David A. Welch is University Research Chair and professor of political science at the University of Waterloo’s Balsillie School of International Affairs.
Until Saturday, the last time a state unleashed an aerial barrage against Israel was during the Gulf War. In 1991, Iraq, under Saddam Hussein, launched 39 Scud missiles at Israel in the hopes of provoking retaliation that would split the delicate multinational coalition that had amassed to drive his forces out of Kuwait. That coalition included Arab states such as Syria and Saudi Arabia, which he believed would refuse to be seen fighting alongside Israel.

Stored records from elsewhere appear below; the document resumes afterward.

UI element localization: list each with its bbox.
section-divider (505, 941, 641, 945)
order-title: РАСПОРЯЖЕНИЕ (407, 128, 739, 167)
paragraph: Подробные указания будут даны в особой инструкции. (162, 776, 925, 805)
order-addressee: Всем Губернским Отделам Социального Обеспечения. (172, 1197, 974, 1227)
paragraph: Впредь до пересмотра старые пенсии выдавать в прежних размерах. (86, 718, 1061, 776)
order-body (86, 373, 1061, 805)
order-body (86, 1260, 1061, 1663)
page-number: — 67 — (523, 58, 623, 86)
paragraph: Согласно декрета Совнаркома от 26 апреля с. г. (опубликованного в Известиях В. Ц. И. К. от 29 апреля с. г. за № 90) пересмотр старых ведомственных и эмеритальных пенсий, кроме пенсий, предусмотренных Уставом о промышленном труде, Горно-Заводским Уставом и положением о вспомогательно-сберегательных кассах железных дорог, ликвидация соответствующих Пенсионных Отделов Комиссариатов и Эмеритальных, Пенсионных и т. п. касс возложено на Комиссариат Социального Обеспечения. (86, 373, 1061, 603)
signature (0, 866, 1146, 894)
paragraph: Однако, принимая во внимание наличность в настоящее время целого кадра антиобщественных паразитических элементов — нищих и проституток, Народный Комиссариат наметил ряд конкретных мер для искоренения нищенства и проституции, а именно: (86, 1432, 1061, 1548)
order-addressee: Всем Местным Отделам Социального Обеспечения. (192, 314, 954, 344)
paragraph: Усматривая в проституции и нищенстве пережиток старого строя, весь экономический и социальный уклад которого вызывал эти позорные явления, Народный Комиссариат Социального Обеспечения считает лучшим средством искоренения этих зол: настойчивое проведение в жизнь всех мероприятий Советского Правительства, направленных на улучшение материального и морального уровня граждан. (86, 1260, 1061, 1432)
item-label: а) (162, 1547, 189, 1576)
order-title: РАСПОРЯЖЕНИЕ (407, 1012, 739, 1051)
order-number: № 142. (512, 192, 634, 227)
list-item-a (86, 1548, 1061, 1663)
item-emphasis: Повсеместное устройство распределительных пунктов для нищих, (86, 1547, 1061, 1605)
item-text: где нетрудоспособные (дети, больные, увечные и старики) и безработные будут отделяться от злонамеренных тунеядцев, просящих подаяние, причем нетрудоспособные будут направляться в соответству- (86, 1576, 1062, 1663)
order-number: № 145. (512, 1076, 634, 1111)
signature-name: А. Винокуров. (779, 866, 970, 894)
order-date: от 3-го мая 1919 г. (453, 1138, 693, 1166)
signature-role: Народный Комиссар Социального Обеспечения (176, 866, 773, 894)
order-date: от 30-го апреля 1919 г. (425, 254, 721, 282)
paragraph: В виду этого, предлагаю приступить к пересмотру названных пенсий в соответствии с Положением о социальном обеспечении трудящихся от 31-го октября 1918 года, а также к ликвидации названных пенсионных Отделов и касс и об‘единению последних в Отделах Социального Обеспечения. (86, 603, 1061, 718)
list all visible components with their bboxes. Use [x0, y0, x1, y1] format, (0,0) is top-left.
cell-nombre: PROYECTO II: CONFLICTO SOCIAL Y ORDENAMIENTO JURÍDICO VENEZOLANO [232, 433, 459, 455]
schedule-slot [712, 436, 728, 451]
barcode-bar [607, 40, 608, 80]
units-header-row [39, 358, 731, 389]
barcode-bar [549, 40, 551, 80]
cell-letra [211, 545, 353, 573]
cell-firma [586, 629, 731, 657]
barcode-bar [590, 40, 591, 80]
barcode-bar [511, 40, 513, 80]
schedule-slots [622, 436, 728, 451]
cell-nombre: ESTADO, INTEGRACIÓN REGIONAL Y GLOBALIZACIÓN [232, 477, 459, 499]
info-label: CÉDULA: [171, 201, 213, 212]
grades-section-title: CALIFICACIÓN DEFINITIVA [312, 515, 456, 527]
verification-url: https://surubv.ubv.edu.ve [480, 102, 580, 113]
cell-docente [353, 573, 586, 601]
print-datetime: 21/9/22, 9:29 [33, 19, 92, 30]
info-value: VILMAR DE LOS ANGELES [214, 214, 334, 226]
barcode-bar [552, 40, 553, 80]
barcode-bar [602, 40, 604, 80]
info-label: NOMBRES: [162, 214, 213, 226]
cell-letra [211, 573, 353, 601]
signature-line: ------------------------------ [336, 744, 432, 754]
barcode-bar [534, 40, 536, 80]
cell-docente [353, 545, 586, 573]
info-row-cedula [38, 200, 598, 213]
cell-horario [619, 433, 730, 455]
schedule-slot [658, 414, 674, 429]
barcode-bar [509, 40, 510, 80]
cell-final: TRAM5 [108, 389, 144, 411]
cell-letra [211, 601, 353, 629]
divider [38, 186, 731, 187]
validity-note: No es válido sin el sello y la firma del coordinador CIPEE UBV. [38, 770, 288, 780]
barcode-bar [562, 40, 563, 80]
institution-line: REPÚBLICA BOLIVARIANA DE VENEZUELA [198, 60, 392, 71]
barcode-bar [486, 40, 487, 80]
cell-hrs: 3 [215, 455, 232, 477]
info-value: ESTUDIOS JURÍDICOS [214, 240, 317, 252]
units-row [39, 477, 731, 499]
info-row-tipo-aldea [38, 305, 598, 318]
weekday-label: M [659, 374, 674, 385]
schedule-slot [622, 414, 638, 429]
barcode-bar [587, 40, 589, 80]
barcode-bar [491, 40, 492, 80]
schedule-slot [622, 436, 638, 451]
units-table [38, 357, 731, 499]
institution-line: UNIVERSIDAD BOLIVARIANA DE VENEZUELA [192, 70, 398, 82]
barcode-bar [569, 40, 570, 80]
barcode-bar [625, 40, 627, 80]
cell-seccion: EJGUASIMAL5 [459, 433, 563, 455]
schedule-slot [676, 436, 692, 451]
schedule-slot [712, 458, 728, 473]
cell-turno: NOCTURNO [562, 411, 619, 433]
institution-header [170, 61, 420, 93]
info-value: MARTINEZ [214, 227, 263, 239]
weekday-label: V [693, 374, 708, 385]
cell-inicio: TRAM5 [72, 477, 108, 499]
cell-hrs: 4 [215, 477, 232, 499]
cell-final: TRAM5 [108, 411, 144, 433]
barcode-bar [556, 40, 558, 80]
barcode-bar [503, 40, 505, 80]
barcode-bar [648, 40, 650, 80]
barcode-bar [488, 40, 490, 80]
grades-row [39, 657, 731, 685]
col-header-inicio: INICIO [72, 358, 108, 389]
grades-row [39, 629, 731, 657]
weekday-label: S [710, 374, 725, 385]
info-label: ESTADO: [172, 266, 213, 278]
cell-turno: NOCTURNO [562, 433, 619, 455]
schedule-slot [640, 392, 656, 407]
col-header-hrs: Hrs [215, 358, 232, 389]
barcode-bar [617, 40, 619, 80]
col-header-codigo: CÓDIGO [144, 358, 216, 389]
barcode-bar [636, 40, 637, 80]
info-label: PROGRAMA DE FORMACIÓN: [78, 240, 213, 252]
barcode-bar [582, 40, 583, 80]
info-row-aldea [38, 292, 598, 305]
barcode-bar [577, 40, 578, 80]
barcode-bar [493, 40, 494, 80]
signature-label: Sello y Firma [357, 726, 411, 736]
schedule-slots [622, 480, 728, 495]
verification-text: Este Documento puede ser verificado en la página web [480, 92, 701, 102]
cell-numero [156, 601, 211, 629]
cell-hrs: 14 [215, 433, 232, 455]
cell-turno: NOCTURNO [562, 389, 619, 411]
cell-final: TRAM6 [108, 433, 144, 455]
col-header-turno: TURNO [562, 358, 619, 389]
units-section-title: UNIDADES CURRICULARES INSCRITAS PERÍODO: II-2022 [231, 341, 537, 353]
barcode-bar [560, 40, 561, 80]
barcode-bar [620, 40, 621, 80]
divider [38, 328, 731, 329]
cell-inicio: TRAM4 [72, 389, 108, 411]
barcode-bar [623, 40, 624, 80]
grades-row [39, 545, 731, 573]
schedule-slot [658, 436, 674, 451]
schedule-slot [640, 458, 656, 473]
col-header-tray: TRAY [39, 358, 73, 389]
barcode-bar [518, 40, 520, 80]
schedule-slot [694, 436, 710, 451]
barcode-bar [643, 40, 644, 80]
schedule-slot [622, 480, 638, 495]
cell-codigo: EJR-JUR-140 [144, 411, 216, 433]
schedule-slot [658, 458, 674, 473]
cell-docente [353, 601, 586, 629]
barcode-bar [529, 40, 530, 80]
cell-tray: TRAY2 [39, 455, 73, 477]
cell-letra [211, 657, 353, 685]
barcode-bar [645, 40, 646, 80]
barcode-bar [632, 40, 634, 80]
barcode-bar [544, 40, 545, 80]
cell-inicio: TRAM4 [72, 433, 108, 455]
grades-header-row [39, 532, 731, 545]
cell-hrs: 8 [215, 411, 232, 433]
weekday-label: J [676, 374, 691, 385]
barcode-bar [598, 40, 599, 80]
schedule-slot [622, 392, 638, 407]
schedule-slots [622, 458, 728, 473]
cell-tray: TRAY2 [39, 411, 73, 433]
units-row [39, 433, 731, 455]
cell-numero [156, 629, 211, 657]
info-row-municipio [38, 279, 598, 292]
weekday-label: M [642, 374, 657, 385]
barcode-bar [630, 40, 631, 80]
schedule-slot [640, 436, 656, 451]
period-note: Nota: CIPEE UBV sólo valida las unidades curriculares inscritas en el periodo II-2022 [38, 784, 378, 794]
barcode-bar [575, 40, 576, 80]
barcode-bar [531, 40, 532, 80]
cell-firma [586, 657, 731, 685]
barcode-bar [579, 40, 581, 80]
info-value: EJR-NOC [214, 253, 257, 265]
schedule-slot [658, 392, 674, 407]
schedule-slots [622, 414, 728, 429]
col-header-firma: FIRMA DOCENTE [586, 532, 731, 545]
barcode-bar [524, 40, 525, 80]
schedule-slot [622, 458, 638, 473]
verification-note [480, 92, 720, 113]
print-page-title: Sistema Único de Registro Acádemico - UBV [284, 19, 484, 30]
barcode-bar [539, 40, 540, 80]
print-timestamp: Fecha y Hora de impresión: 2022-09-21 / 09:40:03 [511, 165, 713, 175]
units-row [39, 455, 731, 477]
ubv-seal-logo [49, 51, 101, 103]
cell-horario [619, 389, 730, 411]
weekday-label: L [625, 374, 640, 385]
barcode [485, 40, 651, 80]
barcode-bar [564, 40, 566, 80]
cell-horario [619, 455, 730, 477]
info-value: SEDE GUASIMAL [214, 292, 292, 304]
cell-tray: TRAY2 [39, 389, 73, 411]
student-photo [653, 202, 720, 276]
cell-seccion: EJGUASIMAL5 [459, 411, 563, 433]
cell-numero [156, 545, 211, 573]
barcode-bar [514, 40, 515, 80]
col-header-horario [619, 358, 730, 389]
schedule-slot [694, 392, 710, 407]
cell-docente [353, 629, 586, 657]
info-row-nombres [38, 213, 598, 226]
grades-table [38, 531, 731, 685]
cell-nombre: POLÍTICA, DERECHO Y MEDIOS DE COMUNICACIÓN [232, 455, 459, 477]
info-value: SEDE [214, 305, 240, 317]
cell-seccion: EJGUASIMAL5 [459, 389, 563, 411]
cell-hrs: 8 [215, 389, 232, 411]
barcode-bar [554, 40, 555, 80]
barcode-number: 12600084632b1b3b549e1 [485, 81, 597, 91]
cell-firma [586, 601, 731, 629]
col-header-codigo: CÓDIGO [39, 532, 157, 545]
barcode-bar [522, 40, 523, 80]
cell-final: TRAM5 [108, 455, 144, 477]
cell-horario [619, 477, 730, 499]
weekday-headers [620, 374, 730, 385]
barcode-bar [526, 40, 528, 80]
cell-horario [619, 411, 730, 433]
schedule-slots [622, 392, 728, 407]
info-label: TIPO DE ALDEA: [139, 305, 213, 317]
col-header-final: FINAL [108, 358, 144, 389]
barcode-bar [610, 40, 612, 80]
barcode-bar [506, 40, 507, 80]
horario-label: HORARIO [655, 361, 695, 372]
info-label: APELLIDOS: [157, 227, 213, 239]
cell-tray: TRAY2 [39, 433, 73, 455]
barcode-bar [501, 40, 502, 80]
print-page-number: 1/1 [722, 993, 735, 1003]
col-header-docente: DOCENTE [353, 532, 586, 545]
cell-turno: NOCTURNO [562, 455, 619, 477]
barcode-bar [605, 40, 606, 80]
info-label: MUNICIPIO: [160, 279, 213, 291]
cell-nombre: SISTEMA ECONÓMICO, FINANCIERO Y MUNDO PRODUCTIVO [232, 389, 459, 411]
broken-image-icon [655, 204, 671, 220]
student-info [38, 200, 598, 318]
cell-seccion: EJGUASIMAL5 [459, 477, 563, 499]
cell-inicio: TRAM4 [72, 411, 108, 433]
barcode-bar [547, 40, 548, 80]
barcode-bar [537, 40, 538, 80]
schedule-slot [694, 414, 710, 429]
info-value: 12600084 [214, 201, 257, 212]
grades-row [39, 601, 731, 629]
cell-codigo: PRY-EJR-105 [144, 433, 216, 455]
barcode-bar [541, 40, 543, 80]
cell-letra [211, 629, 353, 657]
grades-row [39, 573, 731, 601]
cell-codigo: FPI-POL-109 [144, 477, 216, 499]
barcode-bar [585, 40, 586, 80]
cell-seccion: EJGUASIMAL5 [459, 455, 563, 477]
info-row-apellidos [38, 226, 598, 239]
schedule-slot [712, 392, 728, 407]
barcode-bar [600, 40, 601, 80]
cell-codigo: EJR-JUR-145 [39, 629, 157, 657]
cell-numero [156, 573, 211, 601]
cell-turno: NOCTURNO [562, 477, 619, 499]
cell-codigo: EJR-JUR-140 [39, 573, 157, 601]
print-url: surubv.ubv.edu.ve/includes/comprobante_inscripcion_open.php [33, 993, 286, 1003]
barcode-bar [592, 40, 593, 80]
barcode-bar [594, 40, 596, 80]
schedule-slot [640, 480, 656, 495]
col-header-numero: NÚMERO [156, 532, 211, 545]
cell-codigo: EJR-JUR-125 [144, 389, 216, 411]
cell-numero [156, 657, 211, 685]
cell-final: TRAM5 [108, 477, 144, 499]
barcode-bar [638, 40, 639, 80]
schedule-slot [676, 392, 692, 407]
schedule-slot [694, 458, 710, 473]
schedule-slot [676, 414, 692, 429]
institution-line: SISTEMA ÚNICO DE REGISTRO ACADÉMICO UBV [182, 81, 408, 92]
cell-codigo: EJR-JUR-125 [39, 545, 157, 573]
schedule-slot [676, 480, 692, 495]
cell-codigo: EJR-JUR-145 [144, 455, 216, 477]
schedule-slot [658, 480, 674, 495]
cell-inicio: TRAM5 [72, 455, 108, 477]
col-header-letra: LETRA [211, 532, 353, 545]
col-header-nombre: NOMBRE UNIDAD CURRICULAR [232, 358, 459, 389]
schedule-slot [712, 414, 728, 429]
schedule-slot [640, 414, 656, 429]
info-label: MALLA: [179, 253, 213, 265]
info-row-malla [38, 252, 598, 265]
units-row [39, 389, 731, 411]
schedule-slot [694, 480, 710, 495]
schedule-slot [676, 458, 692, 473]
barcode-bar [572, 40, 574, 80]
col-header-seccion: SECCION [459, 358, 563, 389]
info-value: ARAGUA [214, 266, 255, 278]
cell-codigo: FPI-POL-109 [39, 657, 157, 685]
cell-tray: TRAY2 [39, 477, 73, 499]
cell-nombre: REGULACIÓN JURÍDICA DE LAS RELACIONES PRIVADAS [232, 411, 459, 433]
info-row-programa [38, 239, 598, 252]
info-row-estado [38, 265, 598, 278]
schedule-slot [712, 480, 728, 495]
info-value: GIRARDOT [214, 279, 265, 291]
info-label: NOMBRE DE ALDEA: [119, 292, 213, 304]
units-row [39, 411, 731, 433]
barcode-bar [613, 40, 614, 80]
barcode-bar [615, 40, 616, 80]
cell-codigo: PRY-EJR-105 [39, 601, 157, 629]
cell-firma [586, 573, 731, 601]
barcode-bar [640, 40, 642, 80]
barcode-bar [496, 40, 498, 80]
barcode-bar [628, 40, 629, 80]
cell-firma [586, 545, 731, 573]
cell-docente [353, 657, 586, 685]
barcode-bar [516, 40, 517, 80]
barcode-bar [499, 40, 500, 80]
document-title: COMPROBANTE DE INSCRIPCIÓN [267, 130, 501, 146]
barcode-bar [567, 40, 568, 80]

Remarkably, that effort failed. Israel weathered the attack despite prewar pledges to retaliate and its own long-standing policy of swift and decisive response. The coalition held, Iraq was routed, and Kuwait was liberated.
States, however, generally respond when attacked, and so, shortly after the war, I travelled to Israel to find out why it hadn’t. What I learned, through interviews with Israeli cabinet ministers, military commanders, intelligence officers and defence analysts, was this: Israel’s actions, while wise, were not rational, and things could easily have gone the other way.
That bears directly on regional dynamics today – and sheds light on what we might expect next.
There are, of course, important differences between now and then. Most obviously, Iran today sees itself as settling a score, not trying to provoke. And escalation would be in neither country’s interest; Iran has its hands full domestically, while Israel has its hands full with Gaza. If cooler heads prevail, nothing more will happen.
One can argue that Israel had no interest in escalation in 1991, too. U.S. officials launched a full-court press to persuade Israel not to retaliate and promised to do everything in their power to seek and destroy Iraqi Scud missile launchers. They also sent Patriot anti-missile batteries, shared intelligence, enlisted the aid of the Israel Defense Forces in tactical planning and targeting, and kept multiple dedicated channels of communication open between U.S. and Israeli political and military leaders.
All of that worked – but only because of sheer dumb luck. No Israeli directly died from a Scud missile, though three died from heart attacks and one was likely killed by an errant Patriot missile. In the course of my interviews, I learned that Israeli leaders never made a decision in principle not to retaliate; they merely decided, after each attack, not to retaliate yet. They did so not on the basis of a rational cost-benefit analysis, but for largely emotional reasons, judged against Israel’s two operative “red lines.”
To estimate the likely casualties from Iraqi Scud attacks, Israeli intelligence used baseline data from the “War of the Cities” during the Iran-Iraq War, where an Iraqi Scud missile attack killed between nine and 10 people on average. So when Scud missiles regularly killed no one, Israeli leaders could feel that they were doing relatively well, making it easier for them to give the U.S. military more time to do its job. Had Iraqi Scuds killed a “significant” number, however, Israel would have attacked; what constituted a “significant” number, I was never able to determine, but Israeli leaders gave me numbers ranging from 30 to 300. This was Israel’s first red line.
Here is where luck comes in. Just before the war, Israeli civil defence inspectors shuttered a deficient shelter in an apartment building in suburban Tel Aviv and reassigned its 230 residents to another shelter next door. That first shelter took a direct hit early in the conflict.
Israel’s second red line concerned chemical weapons. It would be impossible for a state founded in the wake of the Holocaust to sit idly by if its citizens were gassed. While Iraq did have chemical warheads for Scud missiles, it did not use them against Israel – possibly, I learned, because Israel had signalled that it might respond with nuclear weapons.
Some of the international dynamics today are strikingly similar to 1991. There is no doubt that the U.S. government did all it could behind the scenes to help thwart Iranian attacks and persuade Israel not to respond. And as in 1991, Iran’s attacks caused far less damage than might have been expected.
But given Israel’s long-standing “shadow war” with Tehran, in which both sides see the other as provocateur and themselves as justified in acts of “self-defence,” it would be naive to expect the cycle of violence to end completely.
One can only hope that no future episode crosses anyone’s red lines, whatever they may be at the time, because emotion, not reason, has the final word in international conflict.